Ms. Stanholt pinched her face and began to huff. “I don’t have access to that information.”
“I need to know. It would be helpful when I contract a nanny to let them know whether it”s a short term or longer term position.”
We had a bit of a stare-down. I wanted information, and the Stanholt woman just looked pissed.
“Fine, I’ll see what I can do.”
“Your next appointment is here,” Wayne announced. “Shall I send this one in?”
The next two hours passed with interviewing candidates. The meetings didn’t last long. The nannies tried to interact with Georgie, but she wanted nothing to do with any of them. One woman even made her cry.
I wouldn’t have said any of the candidates were someone I’d consider calling back.
“Are you planning on coming back to the interviews I have scheduled tomorrow?” I asked as Ms.
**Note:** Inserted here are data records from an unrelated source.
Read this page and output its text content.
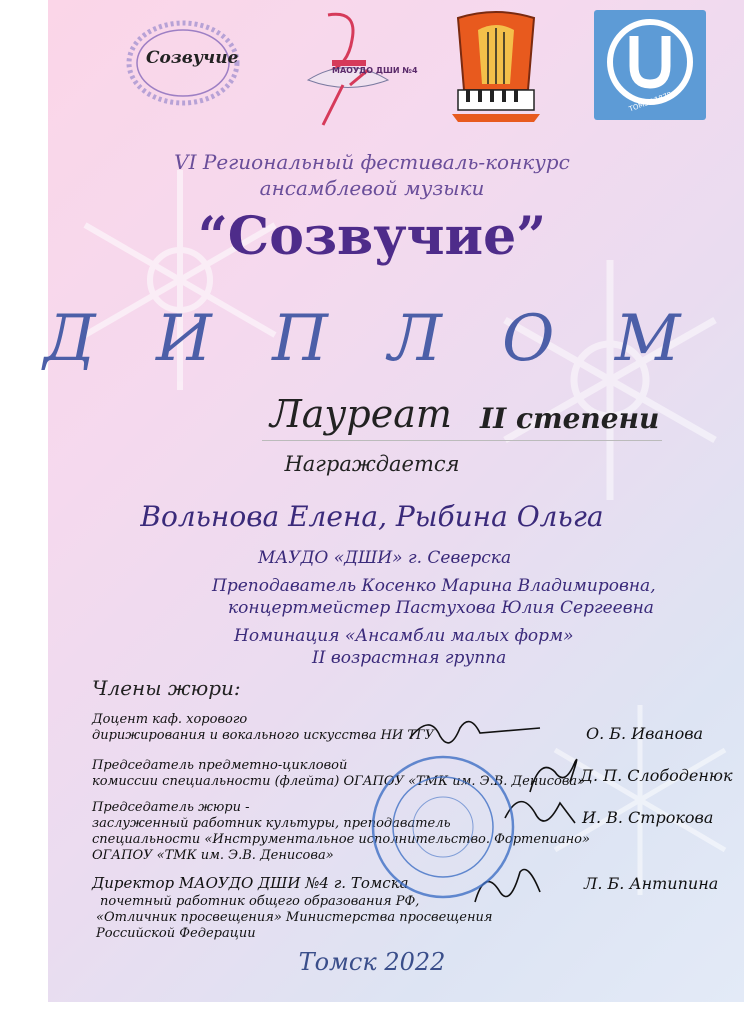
Созвучие
МАОУДО ДШИ №4
ТОМSK 1878
VI Региональный фестиваль-конкурс
ансамблевой музыки
“Созвучие”
Д И П Л О М
Лауреат II степени
Награждается
Вольнова Елена, Рыбина Ольга
МАУДО «ДШИ» г. Северска
Преподаватель Косенко Марина Владимировна,
концертмейстер Пастухова Юлия Сергеевна
Номинация «Ансамбли малых форм»
II возрастная группа
Члены жюри:
Доцент каф. хорового
дирижирования и вокального искусства НИ ТГУ	О. Б. Иванова
Председатель предметно-цикловой
комиссии специальности (флейта) ОГАПОУ «ТМК им. Э.В. Денисова»
Д. П. Слободенюк
Председатель жюри -
заслуженный работник культуры, преподаватель
специальности «Инструментальное исполнительство. Фортепиано»
ОГАПОУ «ТМК им. Э.В. Денисова»
И. В. Строкова
Директор МАОУДО ДШИ №4 г. Томска
почетный работник общего образования РФ,
«Отличник просвещения» Министерства просвещения
Российской Федерации
Л. Б. Антипина
Томск 2022
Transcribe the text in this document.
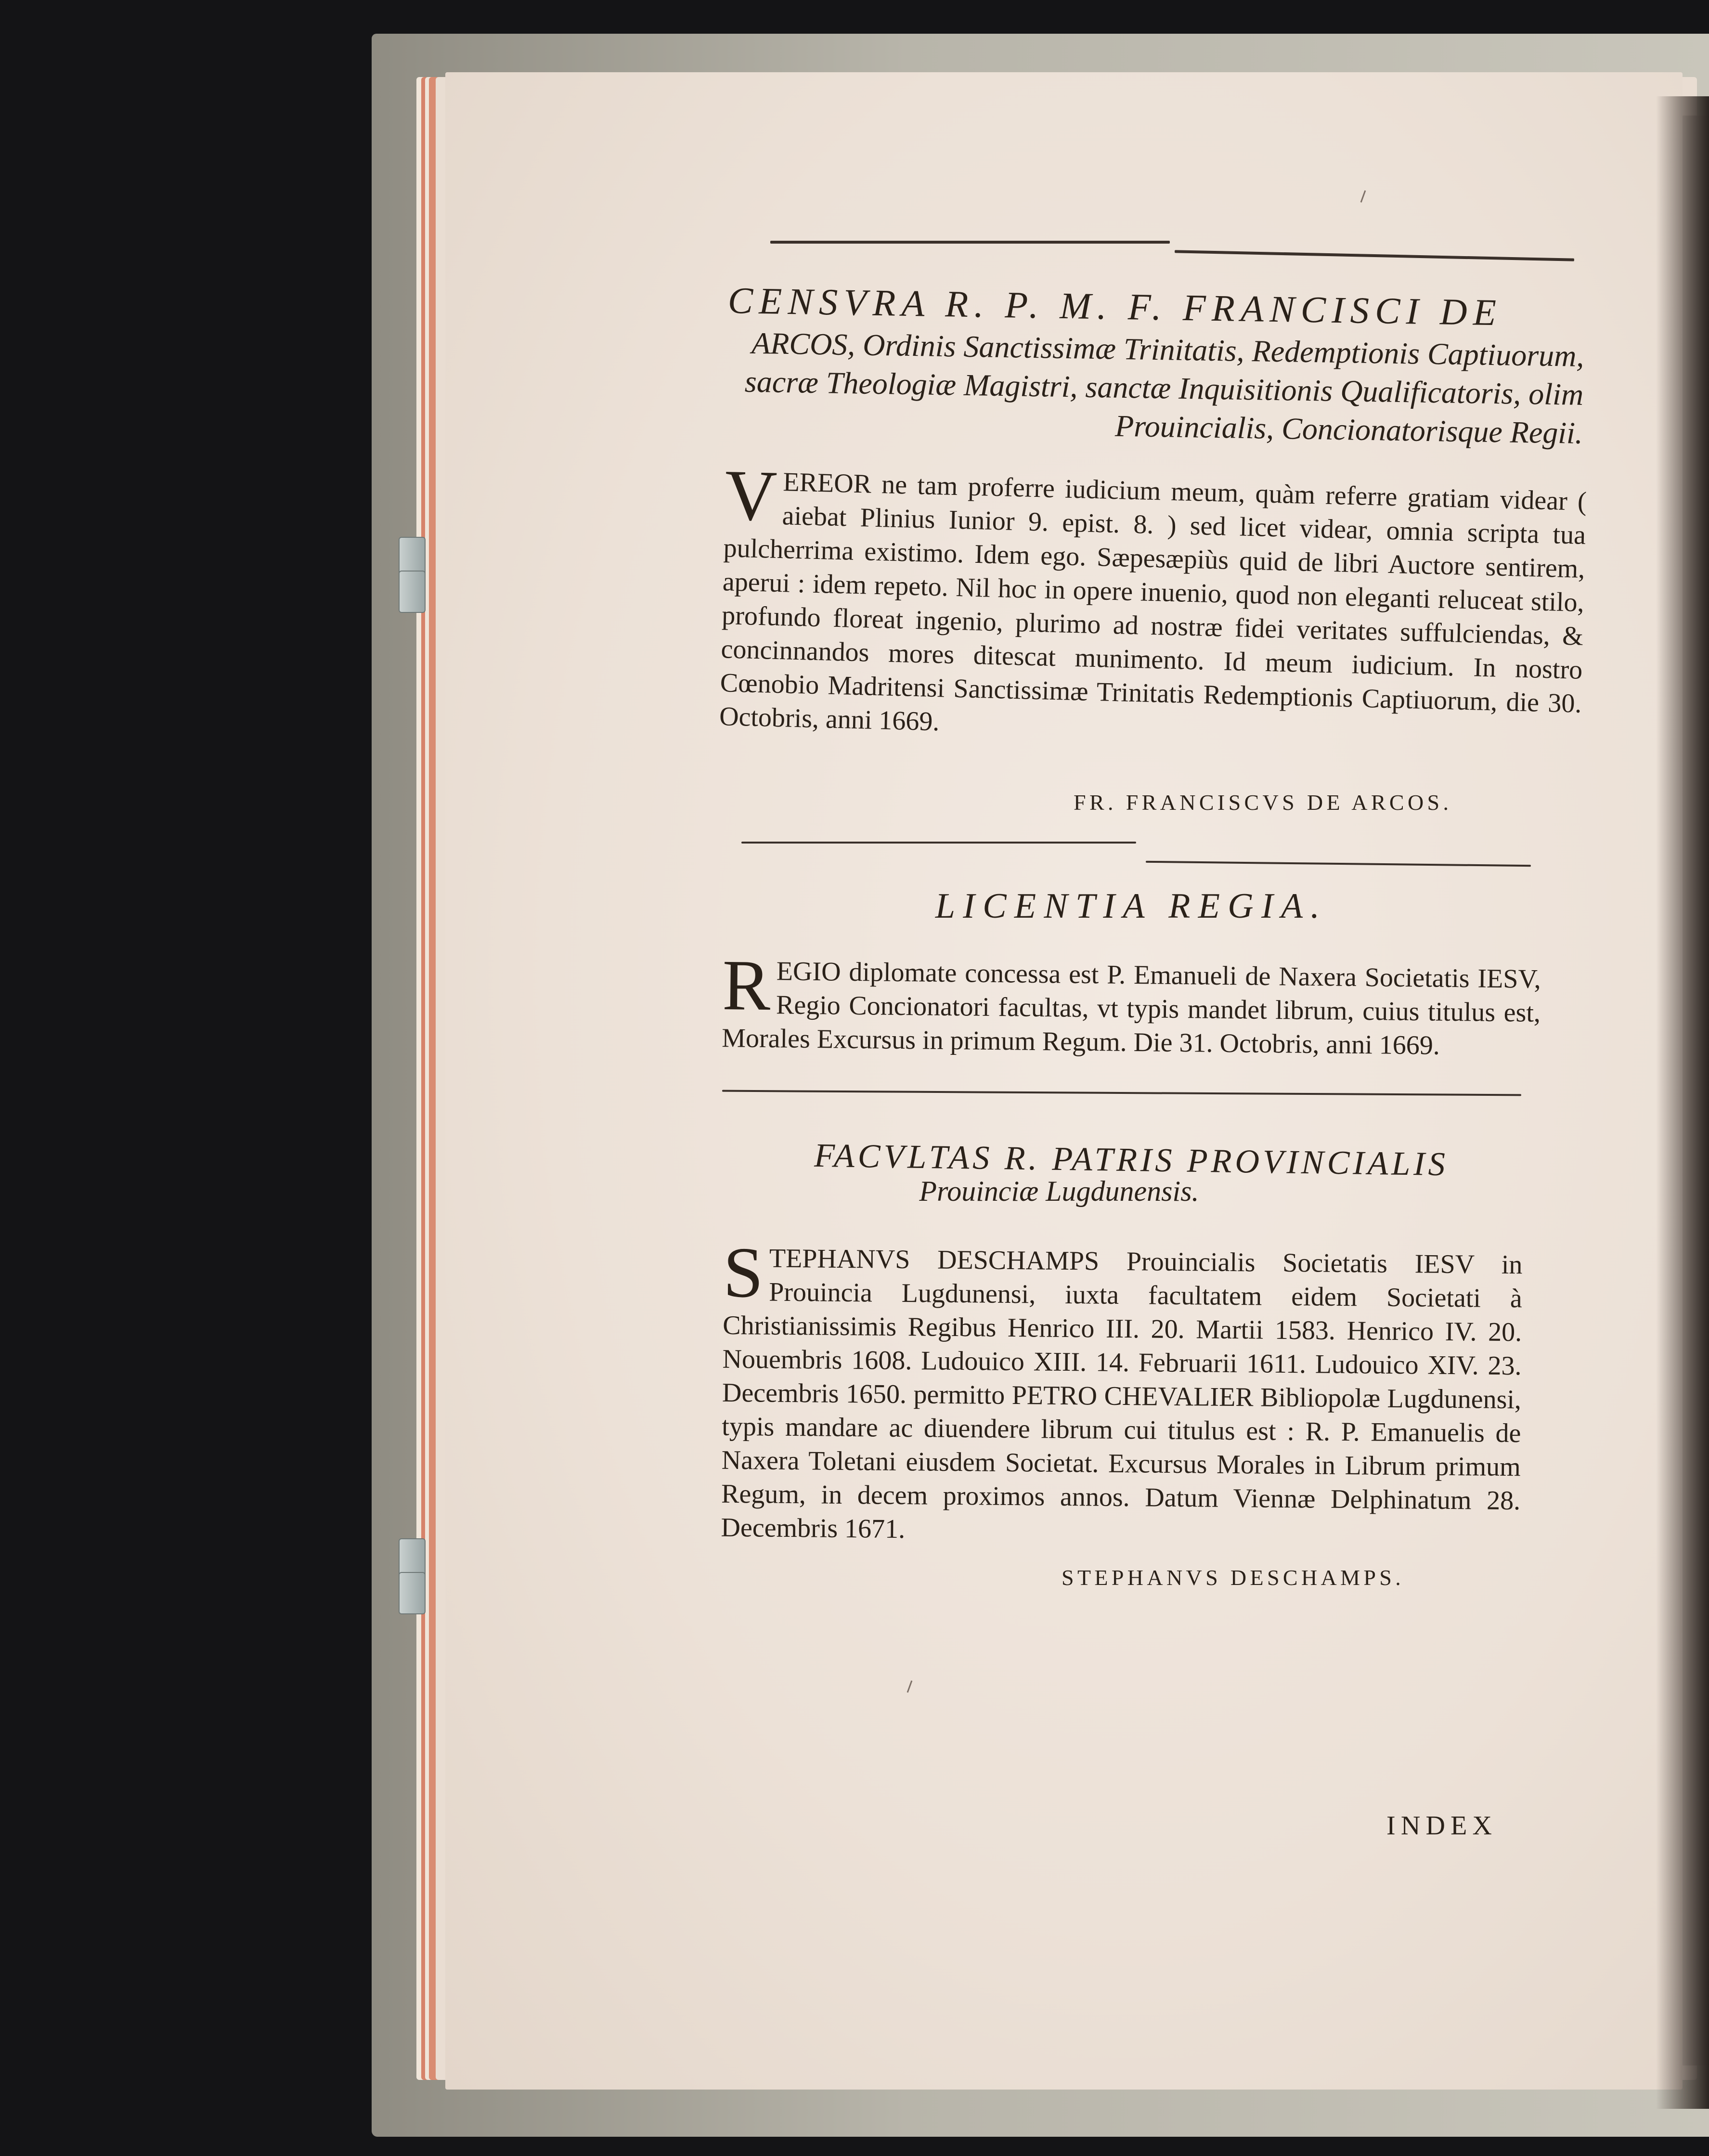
CENSVRA R. P. M. F. FRANCISCI DE
ARCOS, Ordinis Sanctissimæ Trinitatis, Redemptionis Captiuorum, sacræ Theologiæ Magistri, sanctæ Inquisitionis Qualificatoris, olim Prouincialis, Concionatorisque Regii.
V EREOR ne tam proferre iudicium meum, quàm referre gratiam videar ( aiebat Plinius Iunior 9. epist. 8. ) sed licet videar, omnia scripta tua pulcherrima existimo. Idem ego. Sæpesæpiùs quid de libri Auctore sentirem, aperui : idem repeto. Nil hoc in opere inuenio, quod non eleganti reluceat stilo, profundo floreat ingenio, plurimo ad nostræ fidei veritates suffulciendas, & concinnandos mores ditescat munimento. Id meum iudicium. In nostro Cœnobio Madritensi Sanctissimæ Trinitatis Redemptionis Captiuorum, die 30. Octobris, anni 1669.
FR. FRANCISCVS DE ARCOS.
LICENTIA REGIA.
R EGIO diplomate concessa est P. Emanueli de Naxera Societatis IESV, Regio Concionatori facultas, vt typis mandet librum, cuius titulus est, Morales Excursus in primum Regum. Die 31. Octobris, anni 1669.
FACVLTAS R. PATRIS PROVINCIALIS
Prouinciæ Lugdunensis.
S TEPHANVS DESCHAMPS Prouincialis Societatis IESV in Prouincia Lugdunensi, iuxta facultatem eidem Societati à Christianissimis Regibus Henrico III. 20. Martii 1583. Henrico IV. 20. Nouembris 1608. Ludouico XIII. 14. Februarii 1611. Ludouico XIV. 23. Decembris 1650. permitto PETRO CHEVALIER Bibliopolæ Lugdunensi, typis mandare ac diuendere librum cui titulus est : R. P. Emanuelis de Naxera Toletani eiusdem Societat. Excursus Morales in Librum primum Regum, in decem proximos annos. Datum Viennæ Delphinatum 28. Decembris 1671.
STEPHANVS DESCHAMPS.
INDEX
Stanholt gathered her things.
“I trust you can make initial assessments without my being here. I would like to be included in the second round of interviews.”
I nodded. I was going to have to call a second agency at this rate. I picked up Georgie after Ms. Stanholt left. I carried her to the kitchen. It was time for lunch, and then it would be time for her afternoon nap.
It had been a long morning. As Georgie crammed little bits of chicken and rice into her mouth, I popped a full-sized chicken nugget into my mouth. It seemed easier to just ask Wayne to make one meal for the two of us. Just as Georgie was becoming a functional kid, I was becoming the parent of a soon to be toddler. I chuckled as warmth spread over me. I liked the thought of being her father.
But there was an obvious hole in the little family we were becoming. Cecelia was missing. She belonged here with us.